Combermere House, or 148 Hospital Street, is a Georgian town house in Nantwich, Cheshire, England, which dates from the mid-18th century. It is on the south side of Hospital Street (at ), near the end of the street and opposite the junction with Millstone Lane. The building has previously been known by other street numbers, including number 154. It is listed at grade II, and local historian Jane Stevenson describes it as "sheer perfection".
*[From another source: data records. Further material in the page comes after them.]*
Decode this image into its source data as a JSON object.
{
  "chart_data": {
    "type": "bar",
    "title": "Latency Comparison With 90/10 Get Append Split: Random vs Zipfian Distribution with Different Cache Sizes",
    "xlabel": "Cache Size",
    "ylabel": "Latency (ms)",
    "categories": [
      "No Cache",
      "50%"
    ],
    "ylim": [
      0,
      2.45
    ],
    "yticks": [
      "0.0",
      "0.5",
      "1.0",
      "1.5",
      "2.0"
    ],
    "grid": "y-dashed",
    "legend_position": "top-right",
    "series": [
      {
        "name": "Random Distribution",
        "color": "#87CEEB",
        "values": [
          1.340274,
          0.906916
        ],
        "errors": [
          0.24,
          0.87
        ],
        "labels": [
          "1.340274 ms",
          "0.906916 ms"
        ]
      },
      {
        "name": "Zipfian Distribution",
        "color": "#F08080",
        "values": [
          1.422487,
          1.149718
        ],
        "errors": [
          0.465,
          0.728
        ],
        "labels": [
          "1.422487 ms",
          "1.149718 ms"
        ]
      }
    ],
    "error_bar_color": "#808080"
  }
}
The end of Hospital Street contains many notable buildings. Combermere House is adjacent to Churche's Mansion, an Elizabethan mansion which is listed at grade I. It stands opposite The Rookery and near numbers 116 and 140–142, other town houses of Georgian appearance; however, unlike these buildings, there is no evidence that Combermere House incorporates a 15th or 16th century structure. Combermere House is believed to stand near the site of the medieval Hospital of St Nicholas, which gives Hospital Street its name.

==History==
The building was constructed in the mid-18th century. In the 1890s, it was remodelled by local architect Thomas Bower, who lived nearby at 140–142 Hospital Street. It was formerly used as a private school, known as Nuthurst Garden School. It acquired the name Combermere House in June 1962.

==Description==
Combermere House is a substantial detached building, set a little back from the street behind a narrow garden. It has four bays and two storeys, in red brick with stone dressings under a tiled roof. The front façade is asymmetrical; there is a single-bay projection bay on the left, which is topped with a parapet with a stone coping. The remainder of the façade is three bays wide, with a central entrance.

Nikolaus Pevsner praises the "pretty classical doorway". The stone doorcase, described as "good" by English Heritage in the listing, has Ionic columns; there is a semicircular fanlight with a pediment above. The sash windows to the front face all have stone lintels with decorative keystones. The building retains two old lead rainwater heads.